E assim é que, finalmente, em meados de setembro, o iPhone virou figurinha fácil, ou quase isso, entre os descolados digitais — que, além de tudo, estão se beneficiando da feliz conjuntura astral que jogou o dólar lá embaixo. Por qualquer R$ 1.800, preço médio, e, em alguns casos, até parcelado, arremata-se um iPhone novinho em folha no Mercado Livre, pronto para funcionar com qualquer operadora brasileira.
O iPhone é realmente lindo e tem uma capacidadede chamar a atenção fora do comum: leve-o a uma festa e você só ficará sozinha se a Fernanda Torres estiver presente. Além daquele corpo, daquela cabeça, daquele carisma e daquele Andrucha, ela já tem um iPhone, o que, convenhamos, é muito poder de fogo para uma criatura só. Console-se pensando que alguma coisa, pelo menos, vocês têm em comum.
Há riscos em comprar um? Muito poucos. O Mercado Livre é um site de leilões onde a principal propaganda dos vendedores é a sua (deles) reputação; leia o que dizem seus clientes. O maior risco vem mesmo da Apple, que tem feito tudo ao seu alcance para detonar os aparelhos desbloqueados. Ainda agora, a maçã envenenada de Cupertino lançou uma atualização de software, de número 1.1.1, que bricka todos os iPhones abertos. Abro um parênteses para explicar o neologismo: brickar vem de to brick, que em inglês significa, literalmente. "transformar em tijolo". Fecho o parênteses recomendando a todos que não façam em hipótese alguma essa atualização, embora já circulem na rede meios de revertê-la.
Para quem se preocupa com o aspecto legal do desbloqueio, vale esclarecer que a legislação dos EUA garante o direito do consumidor de desbloquear qualquer aparelho celular. A grande dúvida jurídica do momento é saber se a Apple tem o direito de destruir, propositalmente, os aparelhos rebeldes. Algo me diz que vai ser muito divertido acompanhar os processos que vêm por aí; os advogados já estão esfregando as mãos. Isso lá em cima, porque aqui a questão sequer chega a se impor, posto que a AT&T não funciona no Brasil.

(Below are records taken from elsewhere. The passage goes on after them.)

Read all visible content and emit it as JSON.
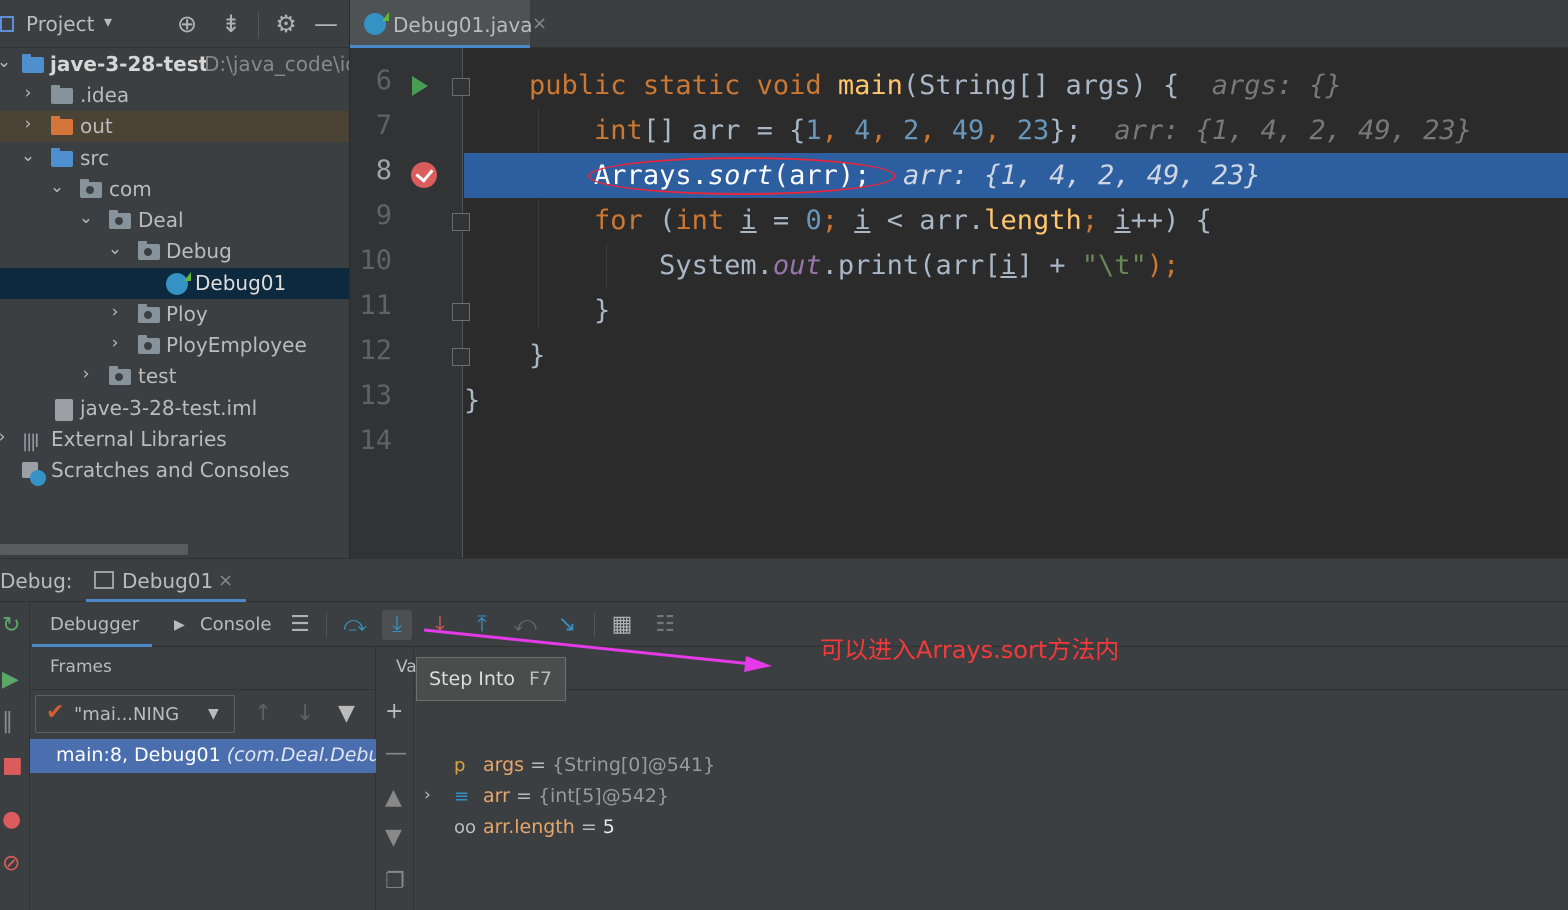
{
  "project_panel": {
    "title": "Project",
    "dropdown_glyph": "▾",
    "icons": [
      "target-icon",
      "collapse-icon",
      "gear-icon",
      "minimize-icon"
    ],
    "tree": [
      {
        "label": "jave-3-28-test",
        "path": "D:\\java_code\\id",
        "kind": "module",
        "expanded": true
      },
      {
        "label": ".idea",
        "kind": "folder",
        "expanded": false
      },
      {
        "label": "out",
        "kind": "folder-orange",
        "expanded": false
      },
      {
        "label": "src",
        "kind": "folder-blue",
        "expanded": true
      },
      {
        "label": "com",
        "kind": "package",
        "expanded": true
      },
      {
        "label": "Deal",
        "kind": "package",
        "expanded": true
      },
      {
        "label": "Debug",
        "kind": "package",
        "expanded": true
      },
      {
        "label": "Debug01",
        "kind": "class",
        "selected": true
      },
      {
        "label": "Ploy",
        "kind": "package",
        "expanded": false
      },
      {
        "label": "PloyEmployee",
        "kind": "package",
        "expanded": false
      },
      {
        "label": "test",
        "kind": "package",
        "expanded": false
      },
      {
        "label": "jave-3-28-test.iml",
        "kind": "iml"
      },
      {
        "label": "External Libraries",
        "kind": "libraries"
      },
      {
        "label": "Scratches and Consoles",
        "kind": "scratches"
      }
    ]
  },
  "editor": {
    "tab_label": "Debug01.java",
    "tab_close": "×",
    "line_numbers": [
      "6",
      "7",
      "8",
      "9",
      "10",
      "11",
      "12",
      "13",
      "14"
    ],
    "current_line": "8",
    "code": {
      "l6_kw": "public static void ",
      "l6_fn": "main",
      "l6_a": "(String[] args) {",
      "l6_hint": "args: {}",
      "l7_kw": "int",
      "l7_a": "[] arr = {",
      "l7_n1": "1",
      "l7_n2": "4",
      "l7_n3": "2",
      "l7_n4": "49",
      "l7_n5": "23",
      "l7_b": "};",
      "l7_hint": "arr: {1, 4, 2, 49, 23}",
      "l8_a": "Arrays.",
      "l8_m": "sort",
      "l8_b": "(arr);",
      "l8_hint": "arr: {1, 4, 2, 49, 23}",
      "l9_kw": "for",
      "l9_a": " (",
      "l9_kw2": "int",
      "l9_b": " ",
      "l9_i1": "i",
      "l9_c": " = ",
      "l9_n": "0",
      "l9_d": "; ",
      "l9_i2": "i",
      "l9_e": " < arr.",
      "l9_f": "length",
      "l9_g": "; ",
      "l9_i3": "i",
      "l9_h": "++) {",
      "l10_a": "System.",
      "l10_out": "out",
      "l10_b": ".print(arr[",
      "l10_i": "i",
      "l10_c": "] + ",
      "l10_str": "\"\\t\"",
      "l10_d": ");",
      "l11": "}",
      "l12": "}",
      "l13": "}"
    }
  },
  "debug": {
    "title": "Debug:",
    "session_tab": "Debug01",
    "session_close": "×",
    "tabs": {
      "debugger": "Debugger",
      "console": "Console"
    },
    "toolbar_icons": [
      "menu-icon",
      "step-over-icon",
      "step-into-icon",
      "force-step-into-icon",
      "step-out-icon",
      "drop-frame-icon",
      "run-to-cursor-icon",
      "evaluate-icon",
      "trace-icon"
    ],
    "frames_header": "Frames",
    "thread": "\"mai...NING",
    "frame": {
      "name": "main:8, Debug01",
      "pkg": "(com.Deal.Debu"
    },
    "variables_header": "Va",
    "variables": [
      {
        "name": "args",
        "eq": " = ",
        "value": "{String[0]@541}",
        "icon": "p"
      },
      {
        "name": "arr",
        "eq": " = ",
        "value": "{int[5]@542}",
        "icon": "≡"
      },
      {
        "name": "arr.length",
        "eq": " = ",
        "value": "5",
        "icon": "oo"
      }
    ],
    "tooltip": {
      "label": "Step Into",
      "shortcut": "F7"
    }
  },
  "annotation": {
    "text": "可以进入Arrays.sort方法内",
    "color": "#f23a3a",
    "arrow_color": "#e43ae8"
  },
  "colors": {
    "keyword": "#cc7832",
    "function": "#ffc66d",
    "number": "#6897bb",
    "execution_line": "#2d5fa0",
    "breakpoint": "#db5c5c"
  }
}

Esclarecidas essas questões, vamos ao que de fato interessa: vale a pena gastar nossos suados caraminguás para comprar um iPhone?

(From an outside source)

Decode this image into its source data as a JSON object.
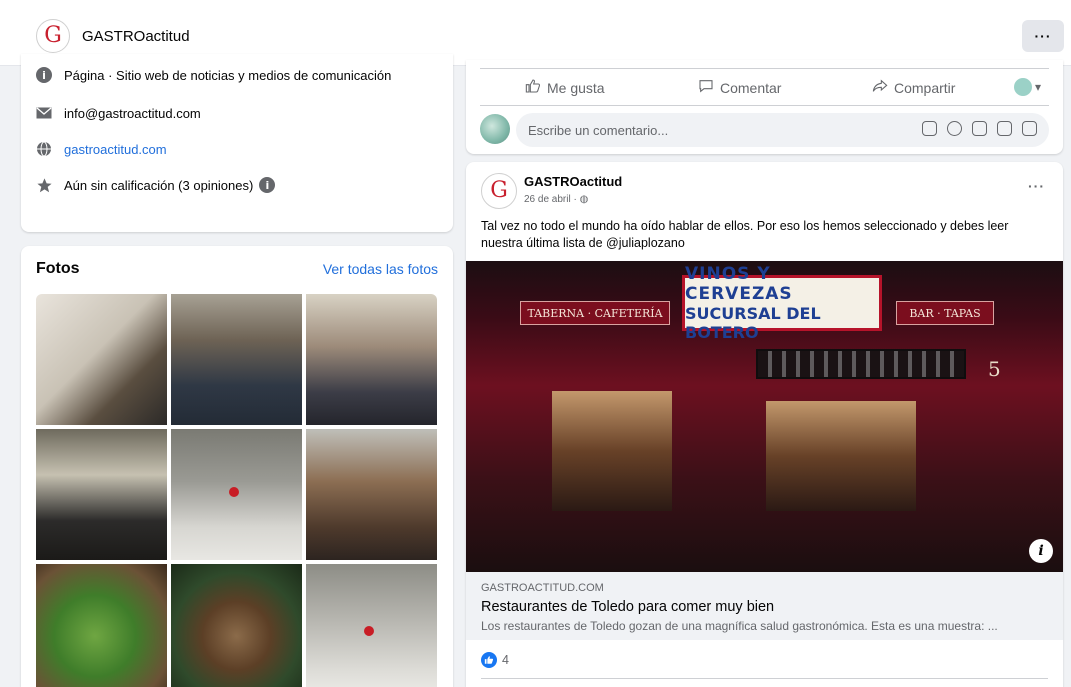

Depende. Para quem usa o celular como ferramenta de trabalho e carrega toda a sua vida no aparelho, a resposta é não; para quem usa celular só para conversar e adora objetos bonitos, a resposta é sim, até porque todo um mundo de possibilidades se abrirá na sua tela. A resposta também é sim para quem gosta de um desafio tecnológico e vibra quando vira a noite domesticando um gadget. Paradoxalmente, de todos os aparelhos que conheço, o iPhone é o que oferece a troca mais simples de simcard: ele tem uma tampinha no topo que se abre com um arame qualquer (o que seria da alta tecnologia sem os velhos clipes de papel?!) e, zás, lá vem uma gavetinha lindinha onde o simcard se encaixa como um gato numa almofada.
O iPhone é, também, um dos celulares mais divertidos de personalizar, uma vez aberto. Há esquadrões de hackers postando toda a espécie de modificações online, de editores de texto a formigueiros. Instalei um no meu e me divirto dando petelecos nas formigas que passeiam pela tela. Batizei-as todas de Steve Jobs.